Before coming to Stanford, the organizer had read an article in Palladium Magazine about the shift in Stanford’s campus culture, from students being given the freedom to build an island in Lake Lag in the 1990s to “Stanford’s War on Fun.”
“It literally read my mind in terms of my disillusionment with Stanford,” the organizer said. “I wanted to go to this school for so long, since I was 12, and I thought it was the place where all the kids weren’t just trying to climb the system, but rather buck the system.”
However, since reading the article and coming to Stanford, he felt that the administration “was not really encouraging [that type of] contrarian thinking that once made the school so great,” he said.
Prior to the event, there had already been a triple and quadruple stacked bunk in Branner, built by a different frosh resident, which ended up going viral on the anonymous social media app Fizz.
“Those were very spontaneous — that was like a MechE major getting drunk and just putting them together. But the ‘Octobunk’ was me,” said the organizer of the event.

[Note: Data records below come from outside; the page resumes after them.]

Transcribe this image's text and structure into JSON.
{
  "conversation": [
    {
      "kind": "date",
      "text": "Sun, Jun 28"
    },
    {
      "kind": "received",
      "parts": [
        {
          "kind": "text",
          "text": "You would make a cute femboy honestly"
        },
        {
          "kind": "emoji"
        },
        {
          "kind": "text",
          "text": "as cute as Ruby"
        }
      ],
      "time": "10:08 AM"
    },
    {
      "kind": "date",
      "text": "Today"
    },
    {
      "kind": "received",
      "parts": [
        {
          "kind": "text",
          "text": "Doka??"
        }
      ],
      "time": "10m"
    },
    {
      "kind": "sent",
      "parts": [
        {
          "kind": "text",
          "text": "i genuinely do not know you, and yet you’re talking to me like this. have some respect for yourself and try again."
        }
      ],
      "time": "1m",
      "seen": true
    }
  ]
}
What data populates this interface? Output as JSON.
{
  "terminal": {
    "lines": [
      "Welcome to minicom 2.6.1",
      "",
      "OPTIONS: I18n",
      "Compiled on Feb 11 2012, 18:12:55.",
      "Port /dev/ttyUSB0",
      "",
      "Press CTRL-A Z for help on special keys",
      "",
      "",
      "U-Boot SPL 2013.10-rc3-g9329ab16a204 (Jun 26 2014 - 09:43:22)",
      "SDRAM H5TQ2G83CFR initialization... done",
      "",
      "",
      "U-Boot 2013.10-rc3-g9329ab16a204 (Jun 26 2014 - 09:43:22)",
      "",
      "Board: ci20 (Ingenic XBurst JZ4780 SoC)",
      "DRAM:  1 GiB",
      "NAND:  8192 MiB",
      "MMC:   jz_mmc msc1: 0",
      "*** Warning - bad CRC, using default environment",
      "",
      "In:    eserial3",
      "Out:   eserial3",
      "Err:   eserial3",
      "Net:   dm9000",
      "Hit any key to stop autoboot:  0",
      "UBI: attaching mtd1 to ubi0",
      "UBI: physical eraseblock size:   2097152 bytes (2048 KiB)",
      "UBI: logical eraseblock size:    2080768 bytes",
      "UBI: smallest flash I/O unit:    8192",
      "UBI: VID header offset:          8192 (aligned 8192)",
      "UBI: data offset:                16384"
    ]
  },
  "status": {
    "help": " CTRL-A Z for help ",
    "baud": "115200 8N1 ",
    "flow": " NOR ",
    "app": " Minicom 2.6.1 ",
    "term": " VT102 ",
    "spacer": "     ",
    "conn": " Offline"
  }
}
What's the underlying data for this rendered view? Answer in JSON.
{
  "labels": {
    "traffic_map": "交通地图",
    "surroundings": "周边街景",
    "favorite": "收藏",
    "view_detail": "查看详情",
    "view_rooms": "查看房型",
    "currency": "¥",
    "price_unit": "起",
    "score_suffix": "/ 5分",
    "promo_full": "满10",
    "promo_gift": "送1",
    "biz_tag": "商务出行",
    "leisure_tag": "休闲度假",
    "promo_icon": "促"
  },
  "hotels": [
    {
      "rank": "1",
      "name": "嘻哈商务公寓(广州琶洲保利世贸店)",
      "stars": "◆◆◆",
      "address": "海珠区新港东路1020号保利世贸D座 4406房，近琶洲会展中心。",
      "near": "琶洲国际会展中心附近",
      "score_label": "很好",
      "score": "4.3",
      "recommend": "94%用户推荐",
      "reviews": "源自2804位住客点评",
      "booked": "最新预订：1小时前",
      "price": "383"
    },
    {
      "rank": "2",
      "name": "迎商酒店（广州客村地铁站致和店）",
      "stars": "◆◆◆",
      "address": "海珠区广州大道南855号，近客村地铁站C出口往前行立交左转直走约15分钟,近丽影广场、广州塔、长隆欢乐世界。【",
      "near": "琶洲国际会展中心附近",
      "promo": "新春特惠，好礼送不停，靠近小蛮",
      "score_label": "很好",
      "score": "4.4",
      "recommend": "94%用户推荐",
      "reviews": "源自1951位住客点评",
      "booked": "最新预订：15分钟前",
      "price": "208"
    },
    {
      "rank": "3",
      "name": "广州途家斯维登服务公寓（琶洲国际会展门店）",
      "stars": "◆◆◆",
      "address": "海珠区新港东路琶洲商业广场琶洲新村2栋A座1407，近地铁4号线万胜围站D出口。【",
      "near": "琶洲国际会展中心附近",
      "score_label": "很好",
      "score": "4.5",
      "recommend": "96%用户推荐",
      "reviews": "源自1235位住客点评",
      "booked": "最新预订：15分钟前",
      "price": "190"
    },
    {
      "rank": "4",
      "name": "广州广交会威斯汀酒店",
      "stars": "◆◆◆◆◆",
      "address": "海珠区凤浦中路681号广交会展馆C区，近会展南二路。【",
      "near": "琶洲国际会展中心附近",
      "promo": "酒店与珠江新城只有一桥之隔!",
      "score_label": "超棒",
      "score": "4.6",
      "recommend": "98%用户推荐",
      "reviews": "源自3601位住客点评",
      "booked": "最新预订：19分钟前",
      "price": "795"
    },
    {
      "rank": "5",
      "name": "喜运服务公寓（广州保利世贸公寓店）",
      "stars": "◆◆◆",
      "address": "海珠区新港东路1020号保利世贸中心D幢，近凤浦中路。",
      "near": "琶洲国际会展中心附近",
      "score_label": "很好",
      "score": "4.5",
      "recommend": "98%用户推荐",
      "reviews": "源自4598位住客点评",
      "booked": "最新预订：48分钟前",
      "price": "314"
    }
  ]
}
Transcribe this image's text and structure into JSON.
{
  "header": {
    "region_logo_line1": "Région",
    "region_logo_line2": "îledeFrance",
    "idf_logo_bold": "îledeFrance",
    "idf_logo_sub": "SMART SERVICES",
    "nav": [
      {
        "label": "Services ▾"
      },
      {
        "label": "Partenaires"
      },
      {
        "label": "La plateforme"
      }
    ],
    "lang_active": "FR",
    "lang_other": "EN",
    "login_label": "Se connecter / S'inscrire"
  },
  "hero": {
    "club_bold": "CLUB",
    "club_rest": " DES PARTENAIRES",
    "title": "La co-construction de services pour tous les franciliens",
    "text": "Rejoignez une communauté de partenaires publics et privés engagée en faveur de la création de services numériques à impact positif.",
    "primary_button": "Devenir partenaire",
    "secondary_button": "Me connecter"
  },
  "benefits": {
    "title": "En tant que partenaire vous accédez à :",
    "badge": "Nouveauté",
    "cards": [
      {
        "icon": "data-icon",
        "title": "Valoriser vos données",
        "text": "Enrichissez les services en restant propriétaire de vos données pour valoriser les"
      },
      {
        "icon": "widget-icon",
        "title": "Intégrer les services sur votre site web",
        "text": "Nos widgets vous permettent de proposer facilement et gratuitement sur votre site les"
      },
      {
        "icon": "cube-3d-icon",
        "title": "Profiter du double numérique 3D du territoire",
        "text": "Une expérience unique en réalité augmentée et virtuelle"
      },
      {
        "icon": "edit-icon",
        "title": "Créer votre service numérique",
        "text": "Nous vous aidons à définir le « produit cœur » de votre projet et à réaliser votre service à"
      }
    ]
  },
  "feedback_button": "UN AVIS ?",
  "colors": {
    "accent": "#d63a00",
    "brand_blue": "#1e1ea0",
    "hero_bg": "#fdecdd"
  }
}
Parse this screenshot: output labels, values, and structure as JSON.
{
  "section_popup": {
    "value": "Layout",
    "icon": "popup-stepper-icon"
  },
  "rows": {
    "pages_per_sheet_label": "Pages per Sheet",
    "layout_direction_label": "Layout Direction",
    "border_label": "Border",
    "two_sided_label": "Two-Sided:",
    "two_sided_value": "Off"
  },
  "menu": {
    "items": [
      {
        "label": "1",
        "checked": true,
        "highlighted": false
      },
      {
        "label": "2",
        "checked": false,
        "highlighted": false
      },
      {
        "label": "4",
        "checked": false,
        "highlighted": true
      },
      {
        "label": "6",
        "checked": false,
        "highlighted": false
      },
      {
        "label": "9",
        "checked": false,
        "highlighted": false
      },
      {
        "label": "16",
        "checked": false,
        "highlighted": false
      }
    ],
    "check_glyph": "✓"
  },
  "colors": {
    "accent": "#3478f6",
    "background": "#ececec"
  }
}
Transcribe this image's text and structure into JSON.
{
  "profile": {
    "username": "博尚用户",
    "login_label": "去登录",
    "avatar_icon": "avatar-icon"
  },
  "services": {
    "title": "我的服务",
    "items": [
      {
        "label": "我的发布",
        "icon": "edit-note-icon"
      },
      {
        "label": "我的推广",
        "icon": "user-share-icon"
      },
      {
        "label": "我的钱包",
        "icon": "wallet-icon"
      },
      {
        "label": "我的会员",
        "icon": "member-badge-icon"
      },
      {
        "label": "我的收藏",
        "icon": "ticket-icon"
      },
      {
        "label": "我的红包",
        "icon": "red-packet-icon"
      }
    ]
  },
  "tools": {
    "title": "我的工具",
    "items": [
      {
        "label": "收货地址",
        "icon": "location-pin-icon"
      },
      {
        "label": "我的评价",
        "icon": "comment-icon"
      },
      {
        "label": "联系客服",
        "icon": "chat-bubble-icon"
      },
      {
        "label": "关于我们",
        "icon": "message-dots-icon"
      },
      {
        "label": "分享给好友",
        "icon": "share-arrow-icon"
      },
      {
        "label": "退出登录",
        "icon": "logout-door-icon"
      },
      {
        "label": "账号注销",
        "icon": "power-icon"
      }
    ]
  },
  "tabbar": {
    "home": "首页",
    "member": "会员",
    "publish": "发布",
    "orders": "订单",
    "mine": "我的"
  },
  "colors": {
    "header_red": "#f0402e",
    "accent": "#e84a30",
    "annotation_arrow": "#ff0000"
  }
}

While building, they ran into a few issues, but problem-solved along the way. Due to faulty pins that held the bunks together and an unstable sixth layer, they used ropes to harness the structure to the ground at all four corners, stabilizing the structure.
However, one of his biggest regrets with the “Octobunk” was that the maintenance staff were tasked with taking it down. “They had to risk their safety, wake up early on a Friday morning, and go out to the Oval to clean up our mess. That was a miscalculation,” the organizer said. “I should have figured that Stanford was gonna make them do that.”
As for the consequences of the “Octobunk,” the organizer hoped that “no individuals will be punished.”
According to the Residence Agreement Policies and Procedures, which was shared with The Daily by R&DE spokesperson Jocelyn Breeland, “University-provided interior furniture (e.g. common area and student room furniture) may not be moved outside, including to patios or balconies, for any reason.”
In the case that damage to University property “cannot be attributed to a specific person, the residence is billed and all residents are held jointly and severally liable,” Breeland wrote.
The Daily reached out to the University for comment on the potential repercussions for students and Branner, but they declined to comment on “student conduct cases.”